After graduating from university in my home town, I moved to St. Petersburg. Like many new arrivals, I needed to rent a place stay. Since I usually rented rooms in shared apartments, the fate of staying in a communal apartment did not pass me by. So one day I found myself in a huge 33-room communal apartment in the city center.  

From the moment I moved in, that apartment had been raising a whole range of emotions in me: from disgust to admiration. The less I felt comfortable there, the more I wanted to take pictures of the communal life, as if photography made the communal world clearer to me. The most paradoxical to me was the fact that complete strangers are forced to cohabitate in the communal apartments, which generates a lot of amusing phenomena. For example, the demarcation of spaces into communal and private ones that causes common spaces to look impersonal and orphaned and private spaces, as a rule, are filled with comfort and convey the characters of the tenants very well. While photographing, I studied the peculiarities of communal life, I tried to understand how people share a space and where common areas end where private ones begin, how and where comfort and privacy is possible in a communal apartment.

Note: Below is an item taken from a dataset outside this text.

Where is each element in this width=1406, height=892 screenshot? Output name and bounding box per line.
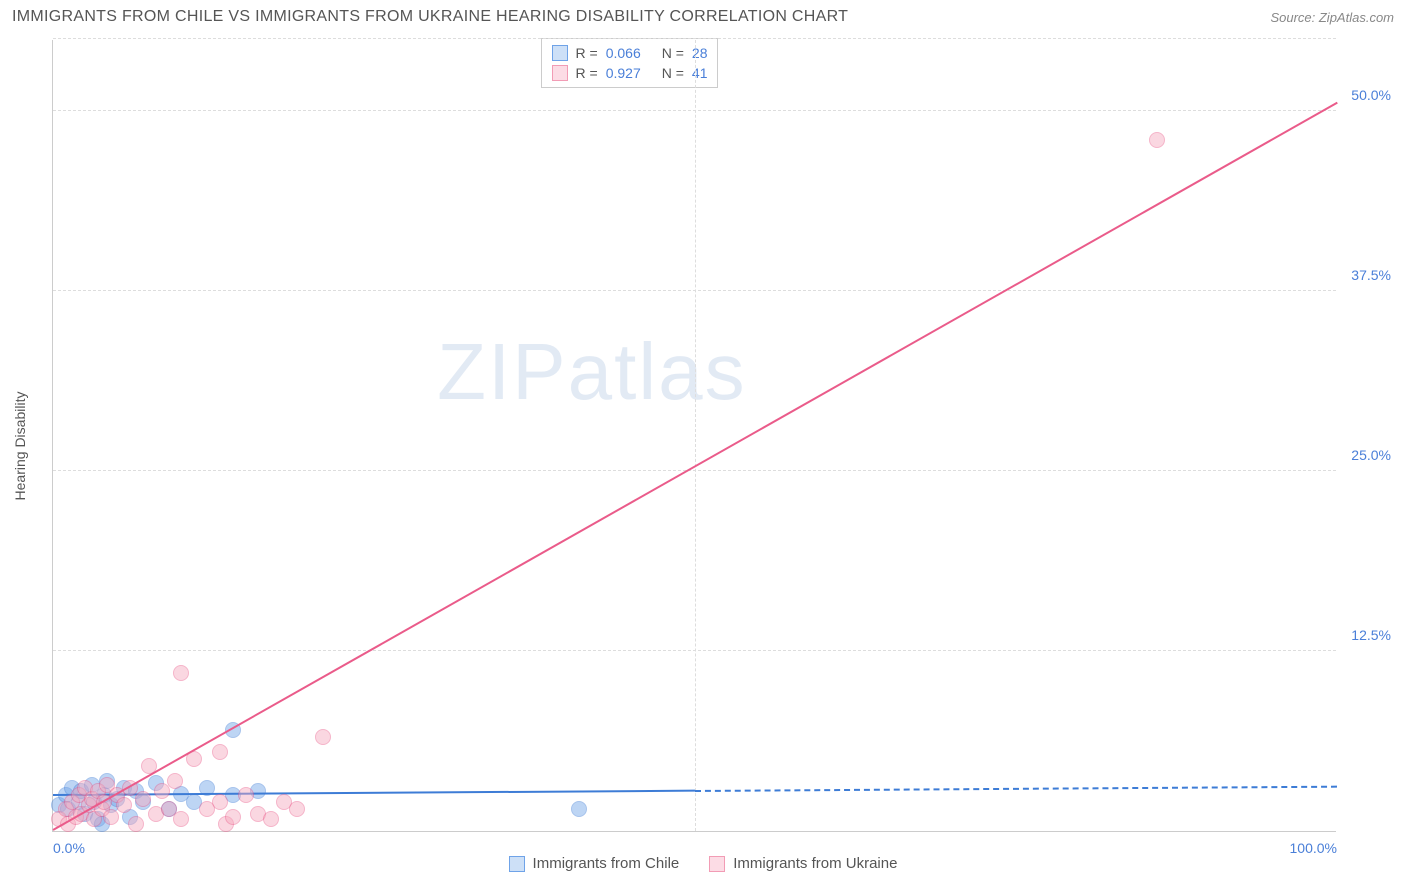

In the process of this photographic study, I came to conclusion that interiors and everyday objects that belong to the tenants can be quite eloquent. I found that things can tell you even more than the people themselves. Like silent witnesses, they are able to tell stories about former and current tenants, about what is today and what was twenty years ago. Each shot from my series is a way of telling about people, time and space. I wanted to create a kind of spatio-temporal cast of that atmosphere. At least, I would like to think I did.

The experience of living in one of the 33 rooms was my first and only experience of staying in a communal apartment. I moved out five years ago, and for all these five years I have been photographing the interiors of communal apartments, listening to the stories the walls have to tell.